Katie była tak samo zaskoczona jak ja. Wykluczam ją. Jednak ciągle w głowie mam tamto spotkanie w jego biurze, oraz ponowne spotkanie w sklepie Card & Mark. Jeszcze ta jego asystentka, niczym kobieta na posyłki. W sumie tak jest, bo robiła dokładnie to co kazał. Nie widziałam w tym żadnej przyjemności z jej strony. Taka cicha myszka, która skrywa w sobie demona.

- Livia, artykuł ponownie podbił New Week. To był super pomysł z byś z nim przeprowadziła wywiad. - wpadła jak zawsze bez pukania moja szefowa, elegancko ubrana.

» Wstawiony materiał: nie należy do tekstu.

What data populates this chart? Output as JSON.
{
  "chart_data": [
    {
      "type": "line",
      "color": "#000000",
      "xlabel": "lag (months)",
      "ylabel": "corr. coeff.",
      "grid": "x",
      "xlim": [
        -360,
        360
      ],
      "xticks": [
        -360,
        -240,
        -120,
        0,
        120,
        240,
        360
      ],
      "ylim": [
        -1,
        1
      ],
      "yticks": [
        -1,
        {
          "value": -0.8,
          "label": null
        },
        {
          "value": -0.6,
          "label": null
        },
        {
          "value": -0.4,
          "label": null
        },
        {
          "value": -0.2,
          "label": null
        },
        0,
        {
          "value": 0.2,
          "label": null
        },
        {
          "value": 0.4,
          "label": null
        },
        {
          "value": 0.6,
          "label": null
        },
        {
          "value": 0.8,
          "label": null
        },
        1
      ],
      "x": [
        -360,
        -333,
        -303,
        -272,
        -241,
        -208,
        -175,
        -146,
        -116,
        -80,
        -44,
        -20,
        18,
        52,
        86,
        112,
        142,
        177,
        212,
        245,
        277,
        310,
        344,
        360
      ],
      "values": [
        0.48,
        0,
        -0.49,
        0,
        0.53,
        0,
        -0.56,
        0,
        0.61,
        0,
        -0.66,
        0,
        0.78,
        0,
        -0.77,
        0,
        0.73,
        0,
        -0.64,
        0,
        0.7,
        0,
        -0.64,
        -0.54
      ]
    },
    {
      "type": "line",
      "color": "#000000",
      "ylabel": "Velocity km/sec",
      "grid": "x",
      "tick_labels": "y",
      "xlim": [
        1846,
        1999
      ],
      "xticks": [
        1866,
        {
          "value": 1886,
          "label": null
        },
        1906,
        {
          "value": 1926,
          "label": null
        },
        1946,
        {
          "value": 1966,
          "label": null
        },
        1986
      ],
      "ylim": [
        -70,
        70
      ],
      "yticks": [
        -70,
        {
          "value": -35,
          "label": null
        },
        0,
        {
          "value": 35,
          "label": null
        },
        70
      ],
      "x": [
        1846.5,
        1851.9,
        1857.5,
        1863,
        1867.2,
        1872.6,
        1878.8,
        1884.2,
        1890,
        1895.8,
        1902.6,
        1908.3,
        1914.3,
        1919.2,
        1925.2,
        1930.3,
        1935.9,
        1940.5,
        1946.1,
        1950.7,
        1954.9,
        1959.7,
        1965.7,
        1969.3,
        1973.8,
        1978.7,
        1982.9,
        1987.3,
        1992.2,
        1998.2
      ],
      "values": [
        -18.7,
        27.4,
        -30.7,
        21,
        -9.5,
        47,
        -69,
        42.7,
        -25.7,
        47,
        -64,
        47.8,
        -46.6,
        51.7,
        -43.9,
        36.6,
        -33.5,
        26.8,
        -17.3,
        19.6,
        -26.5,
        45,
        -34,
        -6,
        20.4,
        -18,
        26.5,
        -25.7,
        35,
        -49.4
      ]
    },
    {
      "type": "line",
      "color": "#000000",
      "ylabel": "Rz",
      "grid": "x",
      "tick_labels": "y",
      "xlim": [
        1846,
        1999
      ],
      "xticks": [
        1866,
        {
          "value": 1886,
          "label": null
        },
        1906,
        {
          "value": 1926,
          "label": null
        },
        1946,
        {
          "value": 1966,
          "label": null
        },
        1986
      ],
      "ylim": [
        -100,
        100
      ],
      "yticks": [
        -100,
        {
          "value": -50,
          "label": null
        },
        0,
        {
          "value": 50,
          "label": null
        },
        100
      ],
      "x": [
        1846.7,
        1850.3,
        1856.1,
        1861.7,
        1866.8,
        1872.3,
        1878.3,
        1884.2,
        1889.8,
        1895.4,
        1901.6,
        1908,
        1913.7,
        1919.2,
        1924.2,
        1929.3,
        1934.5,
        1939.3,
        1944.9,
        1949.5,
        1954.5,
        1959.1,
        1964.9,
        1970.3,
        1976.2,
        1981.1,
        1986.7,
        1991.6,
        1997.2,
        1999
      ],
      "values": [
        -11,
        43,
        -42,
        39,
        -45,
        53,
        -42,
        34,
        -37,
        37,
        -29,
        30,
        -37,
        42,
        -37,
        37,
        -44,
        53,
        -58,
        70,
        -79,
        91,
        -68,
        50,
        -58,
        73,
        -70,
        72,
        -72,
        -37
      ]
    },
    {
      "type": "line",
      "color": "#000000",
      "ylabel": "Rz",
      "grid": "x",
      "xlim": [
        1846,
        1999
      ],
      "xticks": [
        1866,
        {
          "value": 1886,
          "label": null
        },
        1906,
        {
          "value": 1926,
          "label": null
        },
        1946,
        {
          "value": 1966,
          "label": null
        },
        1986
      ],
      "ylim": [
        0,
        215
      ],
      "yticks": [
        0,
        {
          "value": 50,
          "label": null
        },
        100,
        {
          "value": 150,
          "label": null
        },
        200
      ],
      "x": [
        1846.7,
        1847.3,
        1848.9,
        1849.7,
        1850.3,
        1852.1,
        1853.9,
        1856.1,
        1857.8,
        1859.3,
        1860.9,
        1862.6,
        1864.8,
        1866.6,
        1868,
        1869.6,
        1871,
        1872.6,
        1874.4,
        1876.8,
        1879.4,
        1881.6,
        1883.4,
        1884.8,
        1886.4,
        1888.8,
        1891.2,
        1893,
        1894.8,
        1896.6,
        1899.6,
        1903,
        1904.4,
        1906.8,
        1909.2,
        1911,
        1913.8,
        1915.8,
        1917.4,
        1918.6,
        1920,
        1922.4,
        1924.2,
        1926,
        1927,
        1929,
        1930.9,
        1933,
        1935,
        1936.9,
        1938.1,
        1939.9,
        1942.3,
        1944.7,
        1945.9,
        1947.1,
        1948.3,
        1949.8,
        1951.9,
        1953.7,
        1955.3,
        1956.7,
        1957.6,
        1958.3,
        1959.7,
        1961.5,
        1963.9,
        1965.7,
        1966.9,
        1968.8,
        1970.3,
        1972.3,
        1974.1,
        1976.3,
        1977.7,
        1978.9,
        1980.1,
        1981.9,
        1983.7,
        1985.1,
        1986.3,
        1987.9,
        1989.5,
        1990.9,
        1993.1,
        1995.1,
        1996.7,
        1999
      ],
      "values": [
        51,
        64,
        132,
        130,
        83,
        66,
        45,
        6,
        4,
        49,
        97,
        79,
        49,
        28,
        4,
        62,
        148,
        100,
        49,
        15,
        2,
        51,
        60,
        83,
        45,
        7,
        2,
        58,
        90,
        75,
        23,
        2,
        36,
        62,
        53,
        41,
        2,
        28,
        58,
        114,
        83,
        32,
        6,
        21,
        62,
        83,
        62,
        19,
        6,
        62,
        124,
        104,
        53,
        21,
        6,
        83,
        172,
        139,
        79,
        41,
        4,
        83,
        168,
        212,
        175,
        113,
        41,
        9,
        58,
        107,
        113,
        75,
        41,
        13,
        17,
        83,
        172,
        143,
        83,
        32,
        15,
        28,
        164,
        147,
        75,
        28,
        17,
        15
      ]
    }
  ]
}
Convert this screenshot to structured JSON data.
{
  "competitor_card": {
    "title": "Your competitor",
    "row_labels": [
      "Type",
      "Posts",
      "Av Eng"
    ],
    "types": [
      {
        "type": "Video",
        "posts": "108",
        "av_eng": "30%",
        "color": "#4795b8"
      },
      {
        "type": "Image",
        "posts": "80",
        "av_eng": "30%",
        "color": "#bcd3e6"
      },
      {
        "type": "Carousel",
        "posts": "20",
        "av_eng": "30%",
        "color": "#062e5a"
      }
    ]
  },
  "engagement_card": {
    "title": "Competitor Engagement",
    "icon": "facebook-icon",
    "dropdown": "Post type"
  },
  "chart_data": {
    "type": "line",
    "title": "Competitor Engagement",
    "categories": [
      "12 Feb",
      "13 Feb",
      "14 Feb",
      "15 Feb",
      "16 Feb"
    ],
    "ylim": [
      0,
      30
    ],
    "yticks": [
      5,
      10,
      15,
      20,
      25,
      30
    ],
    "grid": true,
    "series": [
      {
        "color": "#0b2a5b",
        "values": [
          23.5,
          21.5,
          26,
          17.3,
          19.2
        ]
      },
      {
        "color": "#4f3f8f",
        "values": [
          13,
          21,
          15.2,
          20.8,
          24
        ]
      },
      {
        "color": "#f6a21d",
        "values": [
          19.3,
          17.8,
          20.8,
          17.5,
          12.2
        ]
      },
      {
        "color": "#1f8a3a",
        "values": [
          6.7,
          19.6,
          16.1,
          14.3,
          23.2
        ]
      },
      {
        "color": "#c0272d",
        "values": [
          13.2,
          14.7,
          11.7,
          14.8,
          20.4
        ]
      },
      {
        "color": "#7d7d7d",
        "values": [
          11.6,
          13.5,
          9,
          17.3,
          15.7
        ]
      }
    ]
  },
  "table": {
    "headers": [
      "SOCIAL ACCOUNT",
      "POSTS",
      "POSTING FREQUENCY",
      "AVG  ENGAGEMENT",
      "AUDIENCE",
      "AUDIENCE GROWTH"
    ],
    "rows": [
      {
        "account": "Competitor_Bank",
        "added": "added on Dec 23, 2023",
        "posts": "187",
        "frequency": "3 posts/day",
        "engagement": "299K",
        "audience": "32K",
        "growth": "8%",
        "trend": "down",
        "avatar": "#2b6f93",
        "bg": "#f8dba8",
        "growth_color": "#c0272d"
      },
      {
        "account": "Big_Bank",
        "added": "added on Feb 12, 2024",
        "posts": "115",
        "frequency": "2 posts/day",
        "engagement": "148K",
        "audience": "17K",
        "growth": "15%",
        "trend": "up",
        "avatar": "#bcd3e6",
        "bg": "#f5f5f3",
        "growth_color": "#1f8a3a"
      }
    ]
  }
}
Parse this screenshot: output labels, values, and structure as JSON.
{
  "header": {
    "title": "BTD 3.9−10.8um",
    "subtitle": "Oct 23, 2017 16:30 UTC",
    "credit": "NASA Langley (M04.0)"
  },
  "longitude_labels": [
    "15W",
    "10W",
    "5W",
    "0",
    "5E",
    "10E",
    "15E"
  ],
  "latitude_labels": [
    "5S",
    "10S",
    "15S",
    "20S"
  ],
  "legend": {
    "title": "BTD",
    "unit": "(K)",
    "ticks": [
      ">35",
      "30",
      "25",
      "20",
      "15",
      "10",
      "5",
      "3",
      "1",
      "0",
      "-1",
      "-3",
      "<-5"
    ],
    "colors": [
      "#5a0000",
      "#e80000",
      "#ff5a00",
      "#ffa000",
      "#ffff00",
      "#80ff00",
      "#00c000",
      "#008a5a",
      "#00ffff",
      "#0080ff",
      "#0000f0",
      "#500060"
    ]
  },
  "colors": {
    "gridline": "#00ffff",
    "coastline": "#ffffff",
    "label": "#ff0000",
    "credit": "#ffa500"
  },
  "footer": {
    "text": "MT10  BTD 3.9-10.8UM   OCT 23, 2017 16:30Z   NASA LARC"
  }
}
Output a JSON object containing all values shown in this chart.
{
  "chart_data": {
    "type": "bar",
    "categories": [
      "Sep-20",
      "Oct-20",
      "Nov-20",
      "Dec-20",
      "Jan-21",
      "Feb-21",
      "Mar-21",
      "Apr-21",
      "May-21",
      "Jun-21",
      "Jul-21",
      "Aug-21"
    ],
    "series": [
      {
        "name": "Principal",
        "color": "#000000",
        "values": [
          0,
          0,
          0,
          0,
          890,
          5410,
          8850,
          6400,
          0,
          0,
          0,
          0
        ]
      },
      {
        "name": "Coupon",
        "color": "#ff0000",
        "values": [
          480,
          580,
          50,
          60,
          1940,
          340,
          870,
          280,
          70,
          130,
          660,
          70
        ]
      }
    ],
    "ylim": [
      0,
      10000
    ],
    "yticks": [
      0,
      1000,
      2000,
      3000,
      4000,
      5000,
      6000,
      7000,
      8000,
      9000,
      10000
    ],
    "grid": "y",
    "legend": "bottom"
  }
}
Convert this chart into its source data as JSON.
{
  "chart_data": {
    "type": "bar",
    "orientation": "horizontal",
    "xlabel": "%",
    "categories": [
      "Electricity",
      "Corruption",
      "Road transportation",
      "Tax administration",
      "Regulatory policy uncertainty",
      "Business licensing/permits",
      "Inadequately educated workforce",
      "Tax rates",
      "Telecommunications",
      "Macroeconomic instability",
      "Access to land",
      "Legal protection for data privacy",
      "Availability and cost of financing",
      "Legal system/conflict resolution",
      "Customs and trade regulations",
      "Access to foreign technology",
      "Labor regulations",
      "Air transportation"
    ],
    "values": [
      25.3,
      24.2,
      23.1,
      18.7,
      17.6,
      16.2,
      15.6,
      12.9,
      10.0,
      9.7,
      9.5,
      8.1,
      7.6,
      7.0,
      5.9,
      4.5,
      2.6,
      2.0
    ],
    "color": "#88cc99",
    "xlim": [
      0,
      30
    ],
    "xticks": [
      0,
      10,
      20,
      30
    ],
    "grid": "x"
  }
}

Usiadła w fotelu, ale widać, że nie potrafiła utrzymać się w jednym miejscu. Zaskoczona jej energią, moja ręka zatrzymała się w powietrzu z długopisem, a oczy miałam szeroko otwarte.
- Tak...to był dobry pomysł. - rzekłam z chwilą zastanowienia. Pokazała mi kolorowy wykres na papierze, który z niskiego poziomu wskoczył na kilkakrotnie wyższy. W porównaniu z tym obok, który podskoczył minimalnie. Miała rację. Przegoniliśmy New Week.
- Za dwa tygodnie odbędzie się New York Book Legend, jedziesz tam. Zarezerwowałam ci pokój i resztę. Czego oczekuję, to wyślę ci e-mail'em. - rzekła, po czym z uśmiechem i zadowoleniem, wyszła. Oczywiście ja nie byłam. Uwielbiam swoją pracę, ale mając taką szefową, to od razu odechciewa się wszystkiego.
Wciągnęłam tylko głęboko powietrze przez nos i spojrzałam ponownie na wydruki, które były dla mnie normalką. Odwróciłam się w stronę okna tak by mnie inni pracownicy nie widzieli, gdy zadzwoniła Katie.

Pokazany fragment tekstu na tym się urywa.